One of the two attackers was identified as Elton Simpson, 30, who was known to the FBI. Fifteen minutes before the attack, he sent a tweet reading: “May Allah accept us a Mujahideen.”

In the past, he has tweeted support for Islamic State (IS), the terrorist group that has taken control of large parts of Iraq and Syria.

The first annual Muhammad Art Exhibit and Contest was organised by the American Freedom Defense Initiative, which is classified as an anti-Islam hate group by the Southern Poverty Law Centre, an anti-discrimination watchdog.

Attendees were encouraged to draw depictions of the Prophet Muhammad for a $12,500 (£7,500) prize. Images of Muhammad are considered blasphemous in Islam.

The keynote speaker was right-wing Dutch politician Geert Wilders, who has been placed on an al-Qaeda hit list and was banned from entering the UK because of his views on Muslims.

According to US reports, organiser Pamela Geller compared the attack to that in Paris last year in which Islamic extremists stormed the offices of satirical magazine Charlie Hebdo and shot dead 12 people. Ms Geller said: “The Islamic jihadis are determined to suppress our freedom of speech violently. They struck in Paris and Copenhagen recently, and now in Texas.”

She added: “The First Amendment protects all speech, not just ideas that we like. Who would decide what’s good and forbidden? The Islamic State?”

The two men drove up to the event at the Curtis Culwell Centre at about 7pm on Sunday as it was drawing to a close and began firing as soon as they got out of their car.

Garland mayor Douglas Athas said the first suspect had been shot dead immediately. The second was wounded and reached for his backpack when he was shot again.
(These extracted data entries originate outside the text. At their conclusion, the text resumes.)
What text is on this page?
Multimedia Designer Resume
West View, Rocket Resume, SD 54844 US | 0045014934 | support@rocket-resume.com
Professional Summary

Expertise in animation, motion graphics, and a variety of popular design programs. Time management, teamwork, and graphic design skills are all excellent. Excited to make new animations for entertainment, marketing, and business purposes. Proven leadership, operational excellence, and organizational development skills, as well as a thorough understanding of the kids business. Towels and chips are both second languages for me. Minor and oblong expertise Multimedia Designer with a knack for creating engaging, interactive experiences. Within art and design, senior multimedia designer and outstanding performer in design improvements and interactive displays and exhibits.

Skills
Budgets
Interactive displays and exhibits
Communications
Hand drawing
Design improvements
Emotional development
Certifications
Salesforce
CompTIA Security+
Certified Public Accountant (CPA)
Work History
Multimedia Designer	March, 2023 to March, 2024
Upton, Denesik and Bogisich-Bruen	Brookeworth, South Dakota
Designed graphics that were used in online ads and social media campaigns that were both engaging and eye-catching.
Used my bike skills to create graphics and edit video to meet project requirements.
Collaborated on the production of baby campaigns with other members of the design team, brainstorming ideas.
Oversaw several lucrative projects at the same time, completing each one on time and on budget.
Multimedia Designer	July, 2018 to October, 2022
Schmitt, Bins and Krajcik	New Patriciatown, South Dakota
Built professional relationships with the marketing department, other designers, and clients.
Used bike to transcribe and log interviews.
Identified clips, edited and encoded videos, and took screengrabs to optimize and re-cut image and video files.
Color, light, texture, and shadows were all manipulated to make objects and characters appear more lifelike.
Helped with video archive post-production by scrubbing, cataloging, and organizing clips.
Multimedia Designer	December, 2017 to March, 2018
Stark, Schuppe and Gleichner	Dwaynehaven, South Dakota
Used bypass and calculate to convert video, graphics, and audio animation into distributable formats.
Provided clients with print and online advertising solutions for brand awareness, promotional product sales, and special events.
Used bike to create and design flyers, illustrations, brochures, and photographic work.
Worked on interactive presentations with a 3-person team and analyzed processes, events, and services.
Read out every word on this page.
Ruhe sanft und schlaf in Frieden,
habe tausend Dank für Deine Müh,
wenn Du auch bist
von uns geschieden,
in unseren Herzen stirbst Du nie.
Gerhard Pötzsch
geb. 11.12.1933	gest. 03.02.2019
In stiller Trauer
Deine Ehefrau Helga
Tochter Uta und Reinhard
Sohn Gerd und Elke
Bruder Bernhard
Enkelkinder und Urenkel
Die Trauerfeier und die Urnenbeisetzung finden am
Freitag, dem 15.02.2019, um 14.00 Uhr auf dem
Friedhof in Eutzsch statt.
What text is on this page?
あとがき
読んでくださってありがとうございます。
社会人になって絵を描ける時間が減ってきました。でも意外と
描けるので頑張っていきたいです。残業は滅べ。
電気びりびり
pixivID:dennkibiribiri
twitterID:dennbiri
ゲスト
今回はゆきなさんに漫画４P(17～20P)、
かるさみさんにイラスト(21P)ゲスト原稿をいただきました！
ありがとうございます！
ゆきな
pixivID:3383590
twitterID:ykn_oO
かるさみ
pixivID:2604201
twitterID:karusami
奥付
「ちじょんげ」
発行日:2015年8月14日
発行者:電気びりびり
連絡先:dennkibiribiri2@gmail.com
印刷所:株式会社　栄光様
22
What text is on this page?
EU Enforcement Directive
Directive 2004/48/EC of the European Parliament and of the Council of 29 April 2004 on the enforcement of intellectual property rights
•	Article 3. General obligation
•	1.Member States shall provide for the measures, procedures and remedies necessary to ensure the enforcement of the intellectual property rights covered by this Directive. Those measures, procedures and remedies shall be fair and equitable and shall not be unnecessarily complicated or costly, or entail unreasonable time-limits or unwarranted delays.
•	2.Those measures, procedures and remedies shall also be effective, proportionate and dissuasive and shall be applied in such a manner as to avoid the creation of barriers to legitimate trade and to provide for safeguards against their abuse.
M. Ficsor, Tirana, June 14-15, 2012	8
The suspects wore bulletproof vests and one was apparently wearing a New York Yankees cap on his head.

Witnesses described hearing a “boom, boom” noise and, as the 200 attendees were held inside by security, they joined hands and sang God Bless America.

Counter-terrorism analyst Daveed Gartenstein-Ross said jihadis in online forums were saying the attack had been simplistic and that the men had little weapons training.

But he said: “This wasn’t an attack that was carried out by some random Muslim. This was an IS supporter, he hated a variety of things, the worst of the worst in terms of ideas.”

Ms Geller has attracted controversy before for her comments in the wake of 9/11 and her opposition to a mosque that was due to be built near Ground Zero in New York.

Her organisation paid for anti-Islam adverts which were put on the New York City transit system and featured images of James Foley, a US journalist executed by IS.

FBI investigators were last night searching an apartment in Phoenix, Arizona, where Simpson lived. According to a criminal complaint filed in 2011, he has been known to the FBI since at least 2006 and was investigated for allegedly attempting to set up a terror cell in Arizona.